Il secondo aspetto dell'eredità di Jana che oggi ci pare attuale è il suo ruolo di trasmissione fino ai nostri giorni del
magnifico patrimonio culturale di Praga, crocevia dei popoli ceco, tedesco, ebraico; incrocio - dice Hrabal nella sua
intervista sull'ironia praghese in appendice a "Treni strettamente sorvegliati", Edizioni e/o 1982 - che è stato un
trauma dal punto di vista sociologico, ma che ha fatto nascere un terreno favorevole alla letteratura e che ha generato
in particolare quel complesso fenomeno definito “ironia praghese”. Jana Cern ha avuto una funzione preziosa nella
trasmissione di quel patrimonio culturale dopo il 1945, quando le sue basi materiali (la convivenza tra cechi, ebrei,
tedeschi) erano state spazzate via dal nazismo. Lei stessa - ricorda Hrabal nel testo incluso in questo volume - si
vedeva come la figlia di Franz Kafka. Naturalmente Jana, nata nel 1928, non aveva mai conosciuto Kafka, morto nel
1924, ma sua madre le aveva lasciato un ricordo indelebile del grande scrittore ebreo-tedesco. E poi tutta la sua
infanzia era trascorsa all'interno di questo straordinario crocevia di culture: la casa dei genitori era frequentata da
artisti e intellettuali cechi, tedeschi ed ebrei, Jana era molto consapevole dell'unicità di questa eredità culturale; anche
il suo libro "Vita di Milena" ha contribuito non solo alla costruzione del mito di Milena, ma anche al rafforzamento
dell'interesse dei suoi connazionali nei confronti del clima culturale praghese tra le due guerre.

giugno 1992
Peppe Mauro Notturna

**

NOTE.
PREFAZIONE.

N. 1. Honza Krejcarov è il nome con cui Jana Cern era conosciuta nell'underground praghese.

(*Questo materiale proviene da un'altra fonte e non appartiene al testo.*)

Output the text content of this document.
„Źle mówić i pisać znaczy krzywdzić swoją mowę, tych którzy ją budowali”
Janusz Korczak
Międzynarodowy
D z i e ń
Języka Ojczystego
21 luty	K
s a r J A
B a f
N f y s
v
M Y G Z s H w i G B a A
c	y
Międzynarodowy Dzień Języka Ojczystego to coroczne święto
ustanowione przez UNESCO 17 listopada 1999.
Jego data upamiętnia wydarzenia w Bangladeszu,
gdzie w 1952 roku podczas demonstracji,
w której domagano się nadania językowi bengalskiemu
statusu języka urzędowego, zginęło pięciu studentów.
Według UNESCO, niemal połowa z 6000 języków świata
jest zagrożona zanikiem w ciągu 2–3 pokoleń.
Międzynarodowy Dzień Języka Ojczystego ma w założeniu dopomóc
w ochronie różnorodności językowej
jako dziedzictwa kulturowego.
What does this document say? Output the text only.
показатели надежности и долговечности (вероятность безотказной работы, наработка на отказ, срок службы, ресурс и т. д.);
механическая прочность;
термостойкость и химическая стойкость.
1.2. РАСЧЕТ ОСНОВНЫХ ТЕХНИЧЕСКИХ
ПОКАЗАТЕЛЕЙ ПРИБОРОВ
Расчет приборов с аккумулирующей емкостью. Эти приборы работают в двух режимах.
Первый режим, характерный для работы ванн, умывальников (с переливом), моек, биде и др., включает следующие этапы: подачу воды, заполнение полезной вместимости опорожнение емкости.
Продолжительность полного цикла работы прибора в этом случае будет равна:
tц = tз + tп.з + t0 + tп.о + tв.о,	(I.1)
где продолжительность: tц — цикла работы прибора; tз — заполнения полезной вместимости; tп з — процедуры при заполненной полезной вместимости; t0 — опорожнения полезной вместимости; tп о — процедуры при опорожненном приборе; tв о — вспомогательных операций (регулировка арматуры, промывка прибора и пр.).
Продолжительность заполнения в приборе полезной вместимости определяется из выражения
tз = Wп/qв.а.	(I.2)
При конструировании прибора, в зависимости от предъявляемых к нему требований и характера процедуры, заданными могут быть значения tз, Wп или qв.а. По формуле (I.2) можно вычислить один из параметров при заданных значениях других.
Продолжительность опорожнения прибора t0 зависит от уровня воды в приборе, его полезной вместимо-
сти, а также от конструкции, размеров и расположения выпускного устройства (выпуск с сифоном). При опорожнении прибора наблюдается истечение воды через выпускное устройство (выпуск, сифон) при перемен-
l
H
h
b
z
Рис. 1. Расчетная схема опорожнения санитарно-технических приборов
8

Non si tratta di uno
pseudonimo: Krejcarov è il cognome da nubile, invece Honza che deriva da Jan è il nomignolo con cui veniva
chiamata.
N. 2. Vedi alcune opere di Ivo Vodsed' lek della metà degli anni Cinquanta, e dopo tutto anche il mio "Diario di una
ragazza" del 1971 e poi ovviamente tutta l'ondata di “neodecadenza” degli anni Ottanta nell'underground ceco. [La
nota è di Egon Bondy.]

CLARISSA.

N. 1. Parola omessa nell'originale.

LA LIRA NERA.

N. 1. All'argine è il nome della strada del quartiere Liben a Praga dove Hrabal ha vissuto e che veniva da lui e dai suoi
amici chiamata all'Argine dell'Eternità.

BEATNIK A PRAGA.

N. 1. Su questo movimento, i personaggi citati e la vita culturale praghese tra le due guerre, confer A. M. Ripellino,
"Storia della poesia ceca contemporanea", Edizioni e/o 1981.